Dilma Rousseff (PT) saiu vitoriosa de um processo que moveu contra um homem que tirou uma foto sua durante um voo e acusou a ex-presidenta, em postagem nas redes sociais, de viajar de primeira classe usando dinheiro público. A ação foi proposta no Tribunal de Justiça do Rio Grande do Sul (TJ-RS) por advogados que integram a Associação Brasileira de Juristas pela Democracia (ABJD).
“A decisão é fundamental em um contexto de frequentes ataques à honra e à intimidade de mulheres no Brasil.

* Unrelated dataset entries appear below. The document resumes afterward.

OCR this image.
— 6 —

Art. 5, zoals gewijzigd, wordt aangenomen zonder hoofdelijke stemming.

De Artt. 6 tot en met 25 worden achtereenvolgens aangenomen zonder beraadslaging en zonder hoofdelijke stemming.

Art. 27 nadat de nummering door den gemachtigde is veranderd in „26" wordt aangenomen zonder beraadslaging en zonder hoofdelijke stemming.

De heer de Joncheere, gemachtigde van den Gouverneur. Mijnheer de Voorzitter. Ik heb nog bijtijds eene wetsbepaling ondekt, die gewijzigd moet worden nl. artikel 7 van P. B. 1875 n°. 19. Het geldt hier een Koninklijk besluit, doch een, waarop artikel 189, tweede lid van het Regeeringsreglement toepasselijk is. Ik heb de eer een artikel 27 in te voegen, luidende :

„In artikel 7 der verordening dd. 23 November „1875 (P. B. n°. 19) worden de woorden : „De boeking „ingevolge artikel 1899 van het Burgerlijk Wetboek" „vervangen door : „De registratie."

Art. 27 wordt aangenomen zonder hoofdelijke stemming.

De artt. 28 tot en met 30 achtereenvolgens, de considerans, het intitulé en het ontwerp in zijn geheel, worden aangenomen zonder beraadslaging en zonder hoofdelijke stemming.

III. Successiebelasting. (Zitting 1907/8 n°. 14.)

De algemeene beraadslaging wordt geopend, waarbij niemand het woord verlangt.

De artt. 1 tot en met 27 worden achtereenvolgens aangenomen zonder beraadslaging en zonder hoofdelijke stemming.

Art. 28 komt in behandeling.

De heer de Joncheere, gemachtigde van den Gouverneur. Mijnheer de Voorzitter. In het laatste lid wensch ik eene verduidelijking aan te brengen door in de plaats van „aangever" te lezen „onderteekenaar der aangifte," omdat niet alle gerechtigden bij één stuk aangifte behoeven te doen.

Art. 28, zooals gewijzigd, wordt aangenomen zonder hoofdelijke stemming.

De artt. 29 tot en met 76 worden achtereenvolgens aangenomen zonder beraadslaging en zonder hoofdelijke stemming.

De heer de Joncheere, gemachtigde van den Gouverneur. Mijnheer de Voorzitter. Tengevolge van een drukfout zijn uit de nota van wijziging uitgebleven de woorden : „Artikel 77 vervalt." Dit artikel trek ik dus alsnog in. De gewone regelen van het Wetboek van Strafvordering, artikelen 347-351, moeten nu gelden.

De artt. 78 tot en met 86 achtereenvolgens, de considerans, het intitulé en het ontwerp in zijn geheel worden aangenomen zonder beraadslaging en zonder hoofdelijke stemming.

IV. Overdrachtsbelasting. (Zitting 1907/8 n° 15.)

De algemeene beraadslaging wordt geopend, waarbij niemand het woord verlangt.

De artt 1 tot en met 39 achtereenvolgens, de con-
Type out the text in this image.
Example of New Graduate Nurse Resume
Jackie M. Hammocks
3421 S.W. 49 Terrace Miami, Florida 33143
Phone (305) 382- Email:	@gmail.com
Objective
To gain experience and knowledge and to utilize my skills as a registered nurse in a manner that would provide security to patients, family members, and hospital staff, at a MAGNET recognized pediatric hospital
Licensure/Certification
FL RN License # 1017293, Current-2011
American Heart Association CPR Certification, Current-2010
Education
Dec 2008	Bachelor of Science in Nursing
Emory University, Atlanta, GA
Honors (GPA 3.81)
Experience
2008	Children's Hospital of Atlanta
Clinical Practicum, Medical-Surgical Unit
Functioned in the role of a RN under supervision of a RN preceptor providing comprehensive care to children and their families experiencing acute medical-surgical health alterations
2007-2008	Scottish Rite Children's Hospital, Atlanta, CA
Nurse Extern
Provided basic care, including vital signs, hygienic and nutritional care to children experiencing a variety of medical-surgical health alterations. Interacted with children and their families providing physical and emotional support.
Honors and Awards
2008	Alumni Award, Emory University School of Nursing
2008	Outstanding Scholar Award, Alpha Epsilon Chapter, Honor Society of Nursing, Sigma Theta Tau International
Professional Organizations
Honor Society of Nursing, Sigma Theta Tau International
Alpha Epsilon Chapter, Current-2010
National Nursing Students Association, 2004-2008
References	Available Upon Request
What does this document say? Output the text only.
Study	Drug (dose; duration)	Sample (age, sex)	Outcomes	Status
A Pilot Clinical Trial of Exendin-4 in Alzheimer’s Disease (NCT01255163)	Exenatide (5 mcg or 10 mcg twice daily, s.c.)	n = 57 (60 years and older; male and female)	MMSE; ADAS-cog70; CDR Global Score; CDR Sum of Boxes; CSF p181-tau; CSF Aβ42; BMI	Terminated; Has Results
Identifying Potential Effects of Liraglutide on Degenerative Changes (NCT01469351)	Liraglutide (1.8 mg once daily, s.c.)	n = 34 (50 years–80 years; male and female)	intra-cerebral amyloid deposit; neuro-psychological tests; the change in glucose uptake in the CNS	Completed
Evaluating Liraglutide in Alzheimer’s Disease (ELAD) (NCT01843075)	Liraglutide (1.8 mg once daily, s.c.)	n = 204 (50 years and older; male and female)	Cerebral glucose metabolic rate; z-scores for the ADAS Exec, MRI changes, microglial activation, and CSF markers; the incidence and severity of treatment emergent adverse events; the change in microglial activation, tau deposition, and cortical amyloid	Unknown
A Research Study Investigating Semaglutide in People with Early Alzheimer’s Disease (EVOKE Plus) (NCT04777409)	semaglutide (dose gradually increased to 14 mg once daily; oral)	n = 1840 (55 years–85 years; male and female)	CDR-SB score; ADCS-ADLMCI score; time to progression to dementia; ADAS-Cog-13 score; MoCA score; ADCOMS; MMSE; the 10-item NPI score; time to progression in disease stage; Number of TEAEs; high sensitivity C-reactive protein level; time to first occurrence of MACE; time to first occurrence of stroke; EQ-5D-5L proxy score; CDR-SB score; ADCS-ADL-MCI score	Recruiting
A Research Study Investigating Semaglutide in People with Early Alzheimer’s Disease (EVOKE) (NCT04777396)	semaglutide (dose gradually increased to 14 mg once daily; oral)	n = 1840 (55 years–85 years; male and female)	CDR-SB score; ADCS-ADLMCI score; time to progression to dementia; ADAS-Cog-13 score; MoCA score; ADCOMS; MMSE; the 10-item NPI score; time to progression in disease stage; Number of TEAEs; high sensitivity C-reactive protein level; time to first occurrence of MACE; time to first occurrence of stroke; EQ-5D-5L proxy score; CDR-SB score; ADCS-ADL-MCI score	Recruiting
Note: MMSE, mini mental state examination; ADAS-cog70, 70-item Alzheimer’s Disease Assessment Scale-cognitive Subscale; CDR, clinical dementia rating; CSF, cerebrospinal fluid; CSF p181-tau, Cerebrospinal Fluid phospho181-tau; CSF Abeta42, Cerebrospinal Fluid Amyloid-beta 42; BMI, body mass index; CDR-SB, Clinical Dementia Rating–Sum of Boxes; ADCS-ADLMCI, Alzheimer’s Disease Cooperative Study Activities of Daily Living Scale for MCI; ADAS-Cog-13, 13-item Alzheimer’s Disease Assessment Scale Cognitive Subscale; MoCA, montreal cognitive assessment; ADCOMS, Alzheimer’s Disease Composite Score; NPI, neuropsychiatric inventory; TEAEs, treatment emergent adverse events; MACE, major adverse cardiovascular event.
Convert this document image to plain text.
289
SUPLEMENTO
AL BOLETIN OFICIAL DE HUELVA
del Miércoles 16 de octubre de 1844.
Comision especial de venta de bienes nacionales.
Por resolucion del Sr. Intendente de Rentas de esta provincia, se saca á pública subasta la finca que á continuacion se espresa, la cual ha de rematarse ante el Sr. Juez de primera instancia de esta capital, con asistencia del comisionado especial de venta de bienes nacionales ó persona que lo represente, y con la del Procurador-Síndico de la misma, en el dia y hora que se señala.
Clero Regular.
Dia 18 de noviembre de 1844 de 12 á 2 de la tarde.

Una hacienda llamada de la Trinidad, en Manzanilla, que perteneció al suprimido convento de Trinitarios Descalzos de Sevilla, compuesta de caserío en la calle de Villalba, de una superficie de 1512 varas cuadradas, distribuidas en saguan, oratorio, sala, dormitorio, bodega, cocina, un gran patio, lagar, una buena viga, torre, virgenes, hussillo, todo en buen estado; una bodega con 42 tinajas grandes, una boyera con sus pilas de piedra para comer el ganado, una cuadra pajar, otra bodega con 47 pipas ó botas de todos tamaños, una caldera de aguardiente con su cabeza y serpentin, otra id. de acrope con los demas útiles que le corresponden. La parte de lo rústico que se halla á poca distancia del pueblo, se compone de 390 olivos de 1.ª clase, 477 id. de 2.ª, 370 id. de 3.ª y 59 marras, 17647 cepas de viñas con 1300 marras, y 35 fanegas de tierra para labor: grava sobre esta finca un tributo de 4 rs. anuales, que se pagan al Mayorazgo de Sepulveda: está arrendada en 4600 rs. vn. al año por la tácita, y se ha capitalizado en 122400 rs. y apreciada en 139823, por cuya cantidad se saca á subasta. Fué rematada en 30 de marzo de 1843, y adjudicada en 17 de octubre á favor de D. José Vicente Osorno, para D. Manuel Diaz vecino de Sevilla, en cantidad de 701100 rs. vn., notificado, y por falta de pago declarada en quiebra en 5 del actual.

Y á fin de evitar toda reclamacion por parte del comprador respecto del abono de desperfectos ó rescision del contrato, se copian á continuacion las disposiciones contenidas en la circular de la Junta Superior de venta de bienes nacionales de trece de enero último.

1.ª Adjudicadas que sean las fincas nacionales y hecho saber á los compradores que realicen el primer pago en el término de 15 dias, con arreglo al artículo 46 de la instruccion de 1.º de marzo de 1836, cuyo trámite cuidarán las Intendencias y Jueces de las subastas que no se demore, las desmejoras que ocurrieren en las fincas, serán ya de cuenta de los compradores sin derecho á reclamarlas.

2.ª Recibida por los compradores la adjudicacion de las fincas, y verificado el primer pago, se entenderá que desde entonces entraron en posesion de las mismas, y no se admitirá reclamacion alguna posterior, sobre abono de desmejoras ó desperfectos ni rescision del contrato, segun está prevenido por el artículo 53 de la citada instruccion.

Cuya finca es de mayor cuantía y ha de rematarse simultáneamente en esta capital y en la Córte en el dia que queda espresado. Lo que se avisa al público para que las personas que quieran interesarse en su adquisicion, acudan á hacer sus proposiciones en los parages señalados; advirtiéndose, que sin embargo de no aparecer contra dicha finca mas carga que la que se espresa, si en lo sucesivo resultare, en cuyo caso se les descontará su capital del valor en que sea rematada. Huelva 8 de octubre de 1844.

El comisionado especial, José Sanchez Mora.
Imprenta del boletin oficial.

Não é autorizado a ninguém utilizar imagens não consentidas para fins de escárnio e difamação, mesmo quando a vítima se tratar de figura pública”, explicou a advogada Anna Luiza Santos Marimon, do escritório Direito Social.
A publicação que “atingiu a honra objetiva e subjetiva” da ex-presidenta foi feita por Julio Martini em novembro de 2019 e viralizou: "Olha a companheira Dilma, voando First Class de Dubai pra SP...eu não disse Caracas ou Havana para SP… Dubai para SP...meteu aquele Caviar, umas boas taças de Dom Perignon, e logicamente aquele vinho Francês...uma maravilha...Parabéns para você que também paga por isso!!!", dizia a legenda.
De acordo com a jurista que faz parte da ABJD, desde a entrevista inicial foi questionado se o comportamento do agressor seria o mesmo diante de um presidente. “Seguramente não seria. O agressor é um típico representante da elite brasileira. Embora o público-alvo de seus negócios seja feminino, não foi capaz de demonstrar oposição respeitosa à primeira presidenta do Brasil. Imaginou que sairia impune. Essa vitória consagra a máxima de que o machismo sai caro”, definiu.
Na decisão, a juíza Luciana Torres Schneider determinou que o réu terá que pagar R$ 25 mil por danos morais e classificou o tom usado por Martini como "debochado e grosseiro". A magistrada afirmou que o réu foi imprudente ao dar a entender que a ex-presidenta fez uso de dinheiro público em uma viagem luxuosa. “Ele próprio viu que era uma inverdade, tendo em vista que a viagem da autora para Dubai foi custeada pelos organizadores do evento que ela participou. […] Ressalte-se que, mesmo que a autora estivesse em viagem paga com os recursos por ela obtidos em razão da pensão oriunda da sua condição de ex-Presidenta, ainda assim, é incabível a manifestação do réu, tendo em vista que o ganho mensal obtido pela autora tem amparo em lei, é lícito e também é recebido pelos seus antecessores. De modo que ela pode fazer o que bem quiser com o seu rendimento”, apontou.
A sentença destaca que Martini agiu com escárnio, o que ofendeu, constrangeu, humilhou e menosprezou a autora. “Desbordou dos limites da crítica, da surpresa, da indignação e da livre manifestação do pensamento”.
A magistrada diz que a situação é agravada pelo fato de o autor ilustrar as suas palavras com uma fotografia não autorizada por Dilma e tirada "em um momento de descuidada intimidade", já que ela aparentava estar dormindo.
Segundo a decisão, o direito à livre manifestação do pensamento é uma garantia fundamental, mas não absoluta, que deve ser exercida de forma responsável, já que a inviolabilidade da honra e imagem também é um direito assegurado a todas as pessoas.
"A liberdade de manifestação e crítica aos governantes e políticos em geral não podem e não devem extrapolar esses limites e ser utilizados de forma abusiva, de modo a atingir a honra alheia, a qual está vinculada diretamente à própria dignidade humana", diz a juíza.